Open fbeyond opened 7 years ago
Thanks for these insightful questions.
1) How accurate is it to construct the call graph? (I saw Android app is event driven and contains many asynchronous callbacks) I parse the smali-IR and identify "invoke" instructions. I build the graph based on these instruction ops (e.g., invoke.iget.iput). If you want a more precise graph, you can use the Soot call graph API[1] I think FlowDroid (based on Soot)[2] has some strategies on the asynchronous callbacks handling.
2) Did you realize data-flow analysis in your tool? I utilize the androwarn tool which provides some-degree data-flow analysis in Smali code.
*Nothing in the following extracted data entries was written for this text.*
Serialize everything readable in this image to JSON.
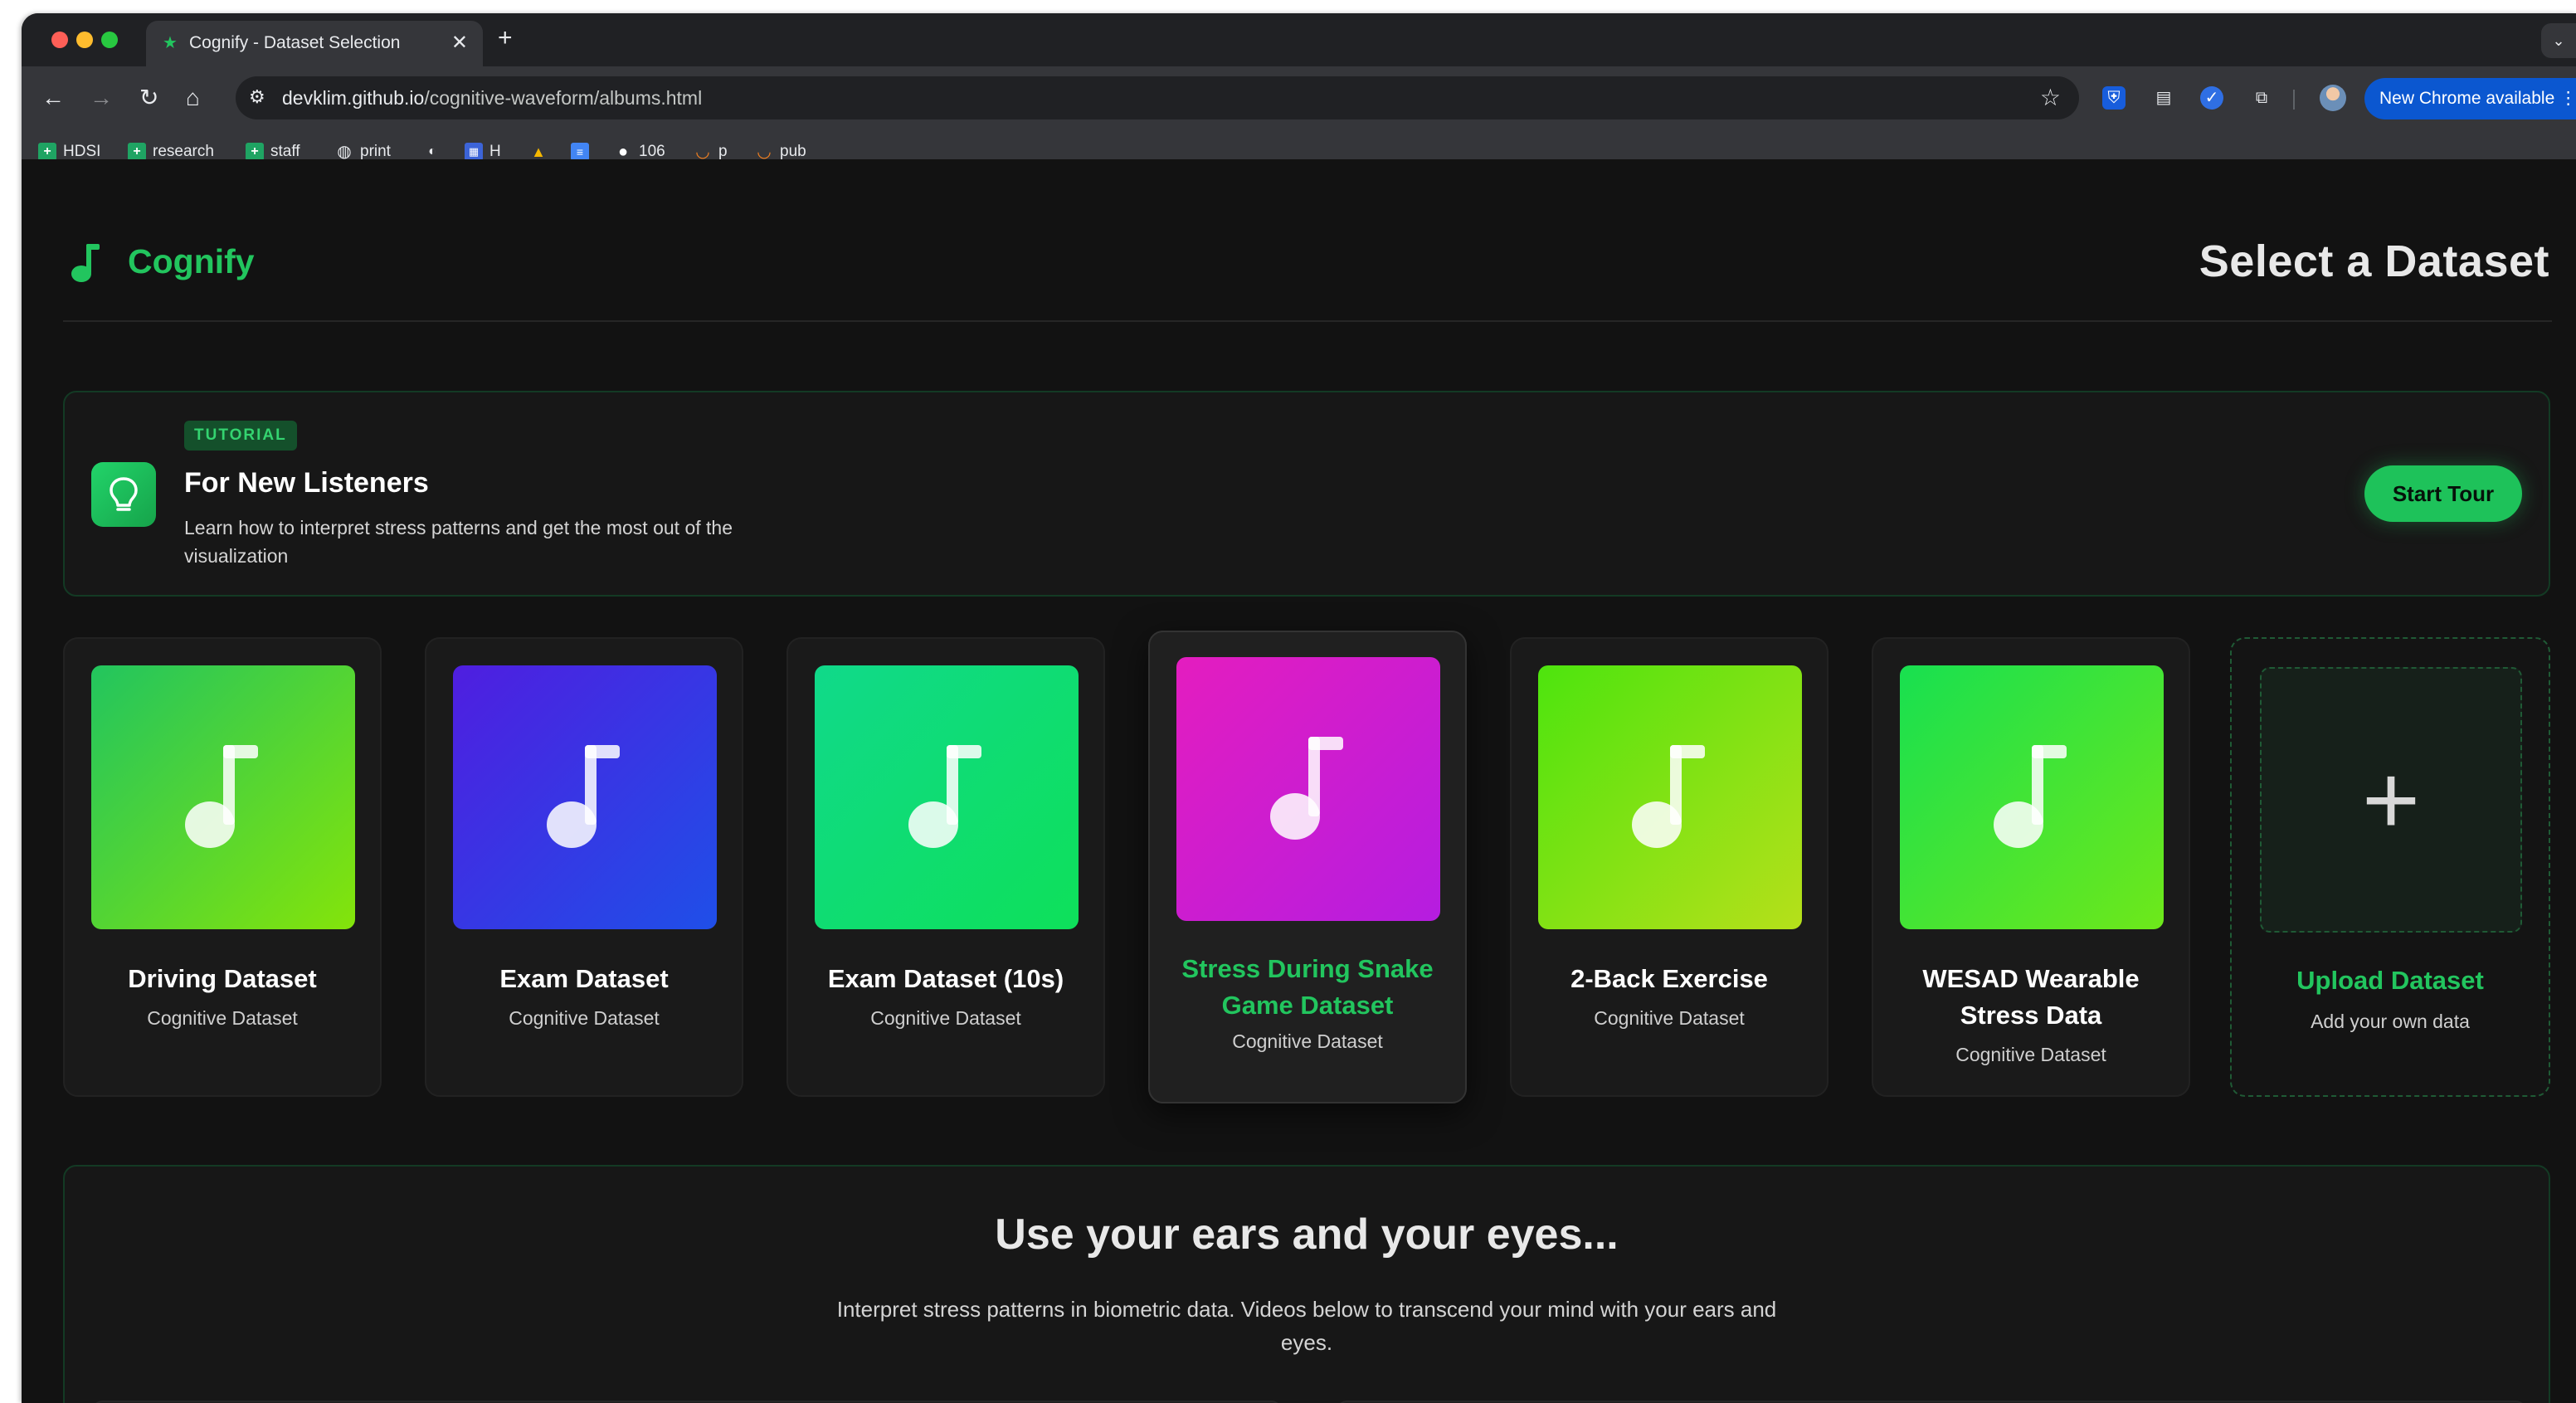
{
  "browser": {
    "tab_title": "Cognify - Dataset Selection",
    "tab_close": "✕",
    "new_tab": "+",
    "url_host": "devklim.github.io",
    "url_path": "/cognitive-waveform/albums.html",
    "update_label": "New Chrome available",
    "bookmarks": [
      {
        "label": "HDSI",
        "icon": "sheets-icon"
      },
      {
        "label": "research",
        "icon": "sheets-icon"
      },
      {
        "label": "staff",
        "icon": "sheets-icon"
      },
      {
        "label": "print",
        "icon": "globe-icon"
      },
      {
        "label": "",
        "icon": "shield-icon"
      },
      {
        "label": "H",
        "icon": "grid-icon"
      },
      {
        "label": "",
        "icon": "drive-icon"
      },
      {
        "label": "",
        "icon": "docs-icon"
      },
      {
        "label": "106",
        "icon": "github-icon"
      },
      {
        "label": "p",
        "icon": "arc-icon"
      },
      {
        "label": "pub",
        "icon": "arc-icon"
      }
    ]
  },
  "header": {
    "brand": "Cognify",
    "title": "Select a Dataset"
  },
  "tutorial": {
    "badge": "TUTORIAL",
    "title": "For New Listeners",
    "description": "Learn how to interpret stress patterns and get the most out of the visualization",
    "button": "Start Tour"
  },
  "datasets": [
    {
      "title": "Driving Dataset",
      "subtitle": "Cognitive Dataset",
      "gradient": [
        "#22c55e",
        "#84e40a"
      ]
    },
    {
      "title": "Exam Dataset",
      "subtitle": "Cognitive Dataset",
      "gradient": [
        "#4f1ee0",
        "#1f4fe8"
      ]
    },
    {
      "title": "Exam Dataset (10s)",
      "subtitle": "Cognitive Dataset",
      "gradient": [
        "#10d98a",
        "#0ee05a"
      ]
    },
    {
      "title": "Stress During Snake Game Dataset",
      "subtitle": "Cognitive Dataset",
      "gradient": [
        "#e41dbf",
        "#b51de0"
      ]
    },
    {
      "title": "2-Back Exercise",
      "subtitle": "Cognitive Dataset",
      "gradient": [
        "#4de40e",
        "#b6e01a"
      ]
    },
    {
      "title": "WESAD Wearable Stress Data",
      "subtitle": "Cognitive Dataset",
      "gradient": [
        "#18e050",
        "#6ee81a"
      ]
    }
  ],
  "upload": {
    "title": "Upload Dataset",
    "subtitle": "Add your own data",
    "icon": "+"
  },
  "learn": {
    "title": "Use your ears and your eyes...",
    "description": "Interpret stress patterns in biometric data. Videos below to transcend your mind with your ears and eyes."
  },
  "colors": {
    "accent": "#22c55e",
    "background": "#121212",
    "card": "#1a1a1a"
  }
}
[1]https://ssebuild.cased.de/nightly/soot/javadoc/index.html?soot/jimple/toolkits/callgraph/CallGraph.html [2]https://github.com/secure-software-engineering/soot-infoflow-android/wiki
If you are interesting in both machine learning and program analysis in Android malware detection, you could use Soot for a more accurate program analysis (e.g., extracting data-flow-related features) and apply these new features for machine learning. Most existing ML solutions extract static features with less semantic information in an app.
Best,
I am a newbie in Android malware detection. I saw many ML-based tools are implemented based on Smali-IR. And I am also looking into the Soot for a more comprehensive analysis.
I have some questions on this tool. 1) How accurate is it to construct the call graph? (I saw Android app is event driven and contains many asynchronous callbacks)
2) Did you realize data-flow analysis in your tool?